How My Friends Helped Me Grieve

Tuesday, June 12, 2018

My high school sweetheart died unexpectedly a few weeks before our senior prom. He was seventeen.
Ten days later, my grandmother passed away after years of prolonged and unbearable suffering. If I thought I was drowning before, suddenly I was without water, without air, without will. Without elemental consciousness. That suspended numbness, nostalgic for any sort of feeling, is no cliche. The two fractures in rapidfire broke me. I feel a little broken, still.

And yet, only four years later, the grief has changed, become a character rather than fastened narrative. I can breathe again.

By the grace of loved ones who were there for me unconditionally, I survived, and continue to survive, every day that feels meaningless without them.

I write this in celebration of those friends -- chiefly among them CL, who was immediately by my side and reminded me that though I felt abandoned, I was never alone. And another, who showed up again and again, with no expectation that I would ever thank her enough. And others still, who offered me silly luxuries like compliments on my lipstick. Or, in meeting me for the first time, “I can tell why he loved you so much.”

I could try to tell you how to live through it. But anybody who suffers unimaginable loss knows that the only way forward is to find not a purpose, but a way to make do without one.
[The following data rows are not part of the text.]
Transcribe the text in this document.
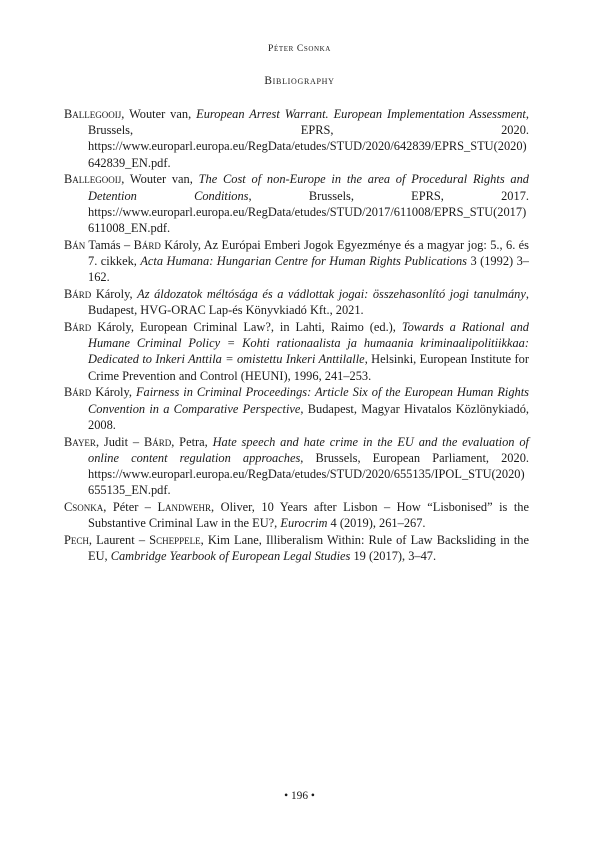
Péter Csonka
Bibliography

Ballegooij, Wouter van, European Arrest Warrant. European Implementation Assessment, Brussels, EPRS, 2020. https://www.europarl.europa.eu/RegData/etudes/STUD/2020/642839/EPRS_STU(2020)642839_EN.pdf.

Ballegooij, Wouter van, The Cost of non-Europe in the area of Procedural Rights and Detention Conditions, Brussels, EPRS, 2017. https://www.europarl.europa.eu/RegData/etudes/STUD/2017/611008/EPRS_STU(2017)611008_EN.pdf.

Bán Tamás – Bárd Károly, Az Európai Emberi Jogok Egyezménye és a magyar jog: 5., 6. és 7. cikkek, Acta Humana: Hungarian Centre for Human Rights Publications 3 (1992) 3–162.

Bárd Károly, Az áldozatok méltósága és a vádlottak jogai: összehasonlító jogi tanulmány, Budapest, HVG-ORAC Lap-és Könyvkiadó Kft., 2021.

Bárd Károly, European Criminal Law?, in Lahti, Raimo (ed.), Towards a Rational and Humane Criminal Policy = Kohti rationaalista ja humaania kriminaalipolitiikkaa: Dedicated to Inkeri Anttila = omistettu Inkeri Anttilalle, Helsinki, European Institute for Crime Prevention and Control (HEUNI), 1996, 241–253.

Bárd Károly, Fairness in Criminal Proceedings: Article Six of the European Human Rights Convention in a Comparative Perspective, Budapest, Magyar Hivatalos Közlönykiadó, 2008.

Bayer, Judit – Bárd, Petra, Hate speech and hate crime in the EU and the evaluation of online content regulation approaches, Brussels, European Parliament, 2020. https://www.europarl.europa.eu/RegData/etudes/STUD/2020/655135/IPOL_STU(2020)655135_EN.pdf.

Csonka, Péter – Landwehr, Oliver, 10 Years after Lisbon – How “Lisbonised” is the Substantive Criminal Law in the EU?, Eurocrim 4 (2019), 261–267.

Pech, Laurent – Scheppele, Kim Lane, Illiberalism Within: Rule of Law Backsliding in the EU, Cambridge Yearbook of European Legal Studies 19 (2017), 3–47.

• 196 •
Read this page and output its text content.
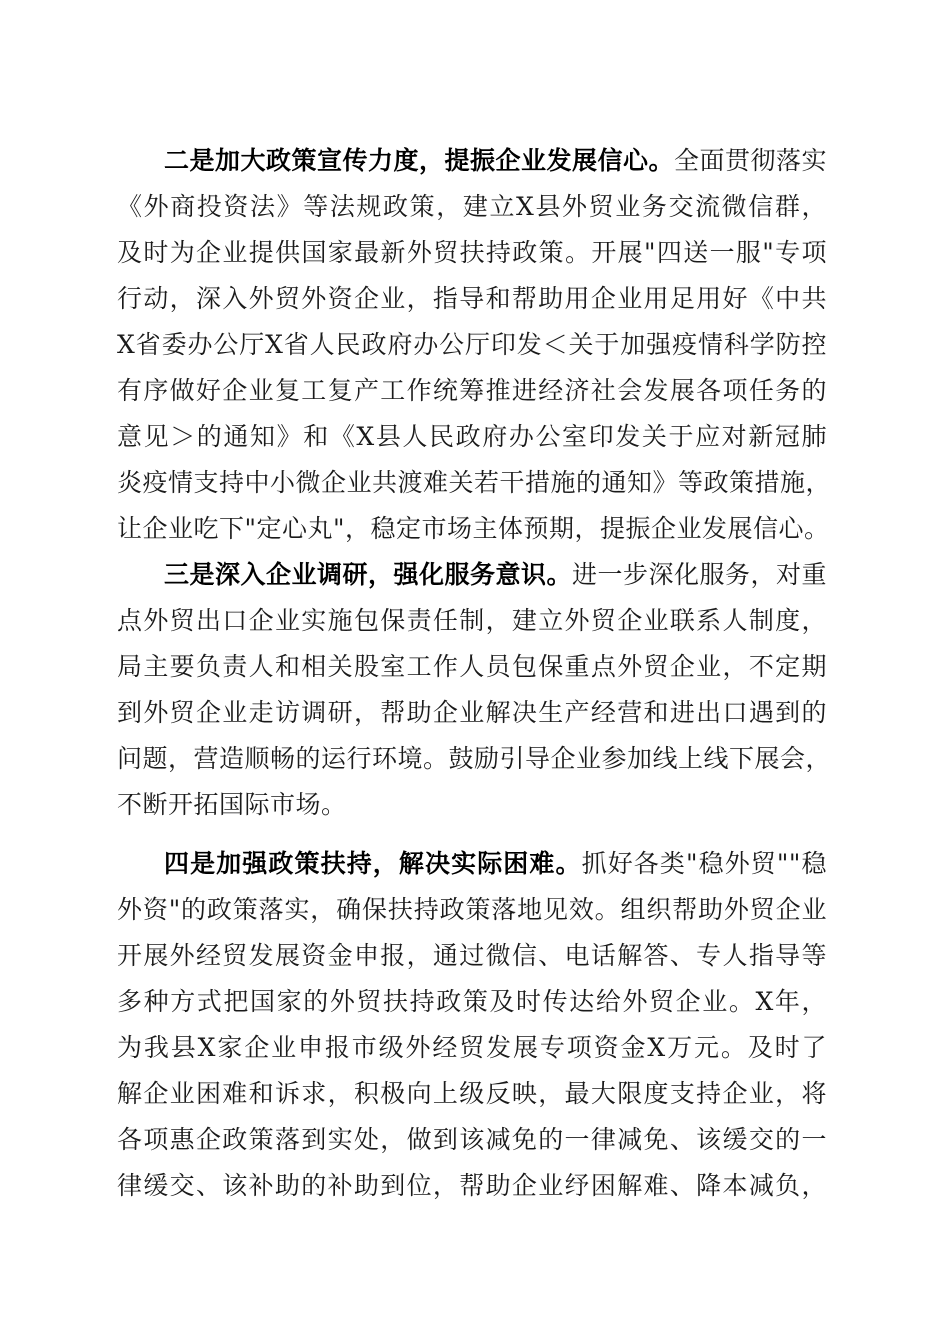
二是加大政策宣传力度，提振企业发展信心。全面贯彻落实
《外商投资法》等法规政策，建立X县外贸业务交流微信群，
及时为企业提供国家最新外贸扶持政策。开展"四送一服"专项
行动，深入外贸外资企业，指导和帮助用企业用足用好《中共
X省委办公厅X省人民政府办公厅印发＜关于加强疫情科学防控
有序做好企业复工复产工作统筹推进经济社会发展各项任务的
意见＞的通知》和《X县人民政府办公室印发关于应对新冠肺
炎疫情支持中小微企业共渡难关若干措施的通知》等政策措施，
让企业吃下"定心丸"，稳定市场主体预期，提振企业发展信心。
三是深入企业调研，强化服务意识。进一步深化服务，对重
点外贸出口企业实施包保责任制，建立外贸企业联系人制度，
局主要负责人和相关股室工作人员包保重点外贸企业，不定期
到外贸企业走访调研，帮助企业解决生产经营和进出口遇到的
问题，营造顺畅的运行环境。鼓励引导企业参加线上线下展会，
不断开拓国际市场。
四是加强政策扶持，解决实际困难。抓好各类"稳外贸""稳
外资"的政策落实，确保扶持政策落地见效。组织帮助外贸企业
开展外经贸发展资金申报，通过微信、电话解答、专人指导等
多种方式把国家的外贸扶持政策及时传达给外贸企业。X年，
为我县X家企业申报市级外经贸发展专项资金X万元。及时了
解企业困难和诉求，积极向上级反映，最大限度支持企业，将
各项惠企政策落到实处，做到该减免的一律减免、该缓交的一
律缓交、该补助的补助到位，帮助企业纾困解难、降本减负，
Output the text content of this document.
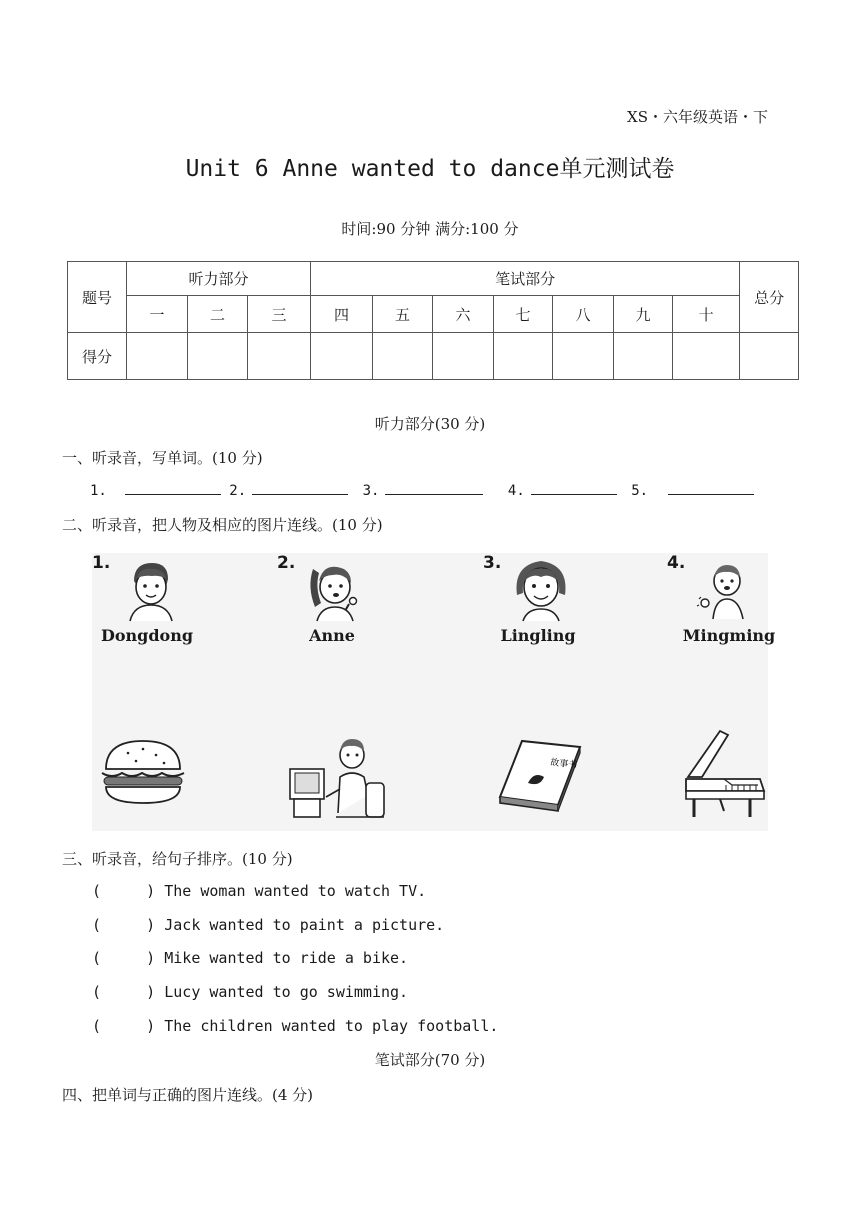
XS・六年级英语・下
Unit 6 Anne wanted to dance单元测试卷
时间:90 分钟 满分:100 分
题号	听力部分			笔试部分							总分
	一	二	三	四	五	六	七	八	九	十	
得分											
听力部分(30 分)
一、听录音，写单词。(10 分)
1.	2.	3.	4.	5.
二、听录音，把人物及相应的图片连线。(10 分)
1.
Dongdong
2.
Anne
3.
Lingling
4.
Mingming
故事书
三、听录音，给句子排序。(10 分)
(     ) The woman wanted to watch TV.
(     ) Jack wanted to paint a picture.
(     ) Mike wanted to ride a bike.
(     ) Lucy wanted to go swimming.
(     ) The children wanted to play football.
笔试部分(70 分)
四、把单词与正确的图片连线。(4 分)
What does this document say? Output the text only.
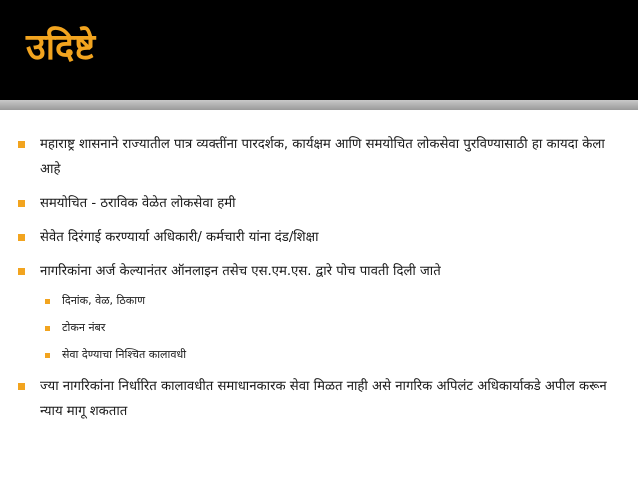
उदिष्टे
महाराष्ट्र शासनाने राज्यातील पात्र व्यक्तींना पारदर्शक, कार्यक्षम आणि समयोचित लोकसेवा पुरविण्यासाठी हा कायदा केला आहे
समयोचित - ठराविक वेळेत लोकसेवा हमी
सेवेत दिरंगाई करण्यार्या अधिकारी/ कर्मचारी यांना दंड/शिक्षा
नागरिकांना अर्ज केल्यानंतर ऑनलाइन तसेच एस.एम.एस. द्वारे पोच पावती दिली जाते
दिनांक, वेळ, ठिकाण
टोकन नंबर
सेवा देण्याचा निश्चित कालावधी
ज्या नागरिकांना निर्धारित कालावधीत समाधानकारक सेवा मिळत नाही असे नागरिक अपिलंट अधिकार्याकडे अपील करून न्याय मागू शकतात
You will lose the ones who give your life color, who give you hope, whose very gravities you orbit. And onward, you must still go.

But as you do, I hope you have friends like mine to light your way.

They never told me everything would be okay.
Because it wouldn’t ever be, not in the way I expected. And the last thing I wanted was for my expectations to be decimated yet again. When the loss is sudden and new, to promise a future that is “okay” is to prematurely introduce a condition that is, for now, unbearable. I’m not asking anyone to play along with delusions and denial, but never underestimate how freeing it is to hear, “no, everything is not okay. I am sorry things turned out this way.”

They were patient.
I wore my grief loudly and badly. If someone accused me of being performative (and they did), I could not deny that some part of me needed desperately for someone to acknowledge that I was in pain. I got a tattoo. I published letters to my dead boyfriend. Some people just need to have the depths of their grief validated, for people to see what cannot be articulated or better shared. To be in love with a ghost was no badge of honor, but I didn’t know better and I couldn’t do better. I had no other way of affirming that what I felt was okay, that it was a normal, albeit horrible rite of passage. My friends were patient. They were kind. They thanked me for sharing, for insisting they bear witness to my loss. And in this, without fear of criticism for how I was coping, I coped.

They stayed, even when I lashed out.
Before I finally sought grief therapy, I dealt irresponsibly with my grief. I’d all but dropped out of high school following my grandmother’s funeral, and then relocated directly to a different state for college as my classmates walked the stage at our high school graduation. During what is supposed to be the most difficult transition of young adulthood, I was doubly vulnerable. I hid my strange new relationship status for a while, but then held it as a gatekeeper for new friendships. Nobody was allowed close. My first and dearest friend pushed his way in, sat with me at the first and second anniversary of their deaths, and stayed throughout my endless tantrums. Though we are no longer close, those moments have earned my eternal loyalty to him. On behalf of everybody who has lost their way, I am sorry we are sometimes mean, often cruel, and seemingly thoughtless. When the ground reappears beneath our feet, we promise to be back. Until then, if it’s alright with you, please stay.

They didn’t offer to help. They just did.
Grief made me feel like a terrible burden. I wasn’t interesting in conversations, I lost focus in school, I neglected a lot of the responsibilities and relationships important to me. I felt so undeserving of understanding and attention beyond cordial sympathy. I believed I had no right to ask for favors, especially when I needed so much. I needed someone to hold my hand at his wake, to sit with me at his funeral, to explain to my teachers that try as I might, I could not summon the courage to come to class. My friends, unprompted, did all this and more. I cannot and did not thank them enough. Years later, I barely remember a single conversation, a badly phrased question. But I remember their presence, their determination to participate in my sadness. I am forever grateful.

To the loved ones in my life, old and new, you have saved me so many times and in so many ways. Though I wish you infallibly happy lives, I hope I can one day do the same for you.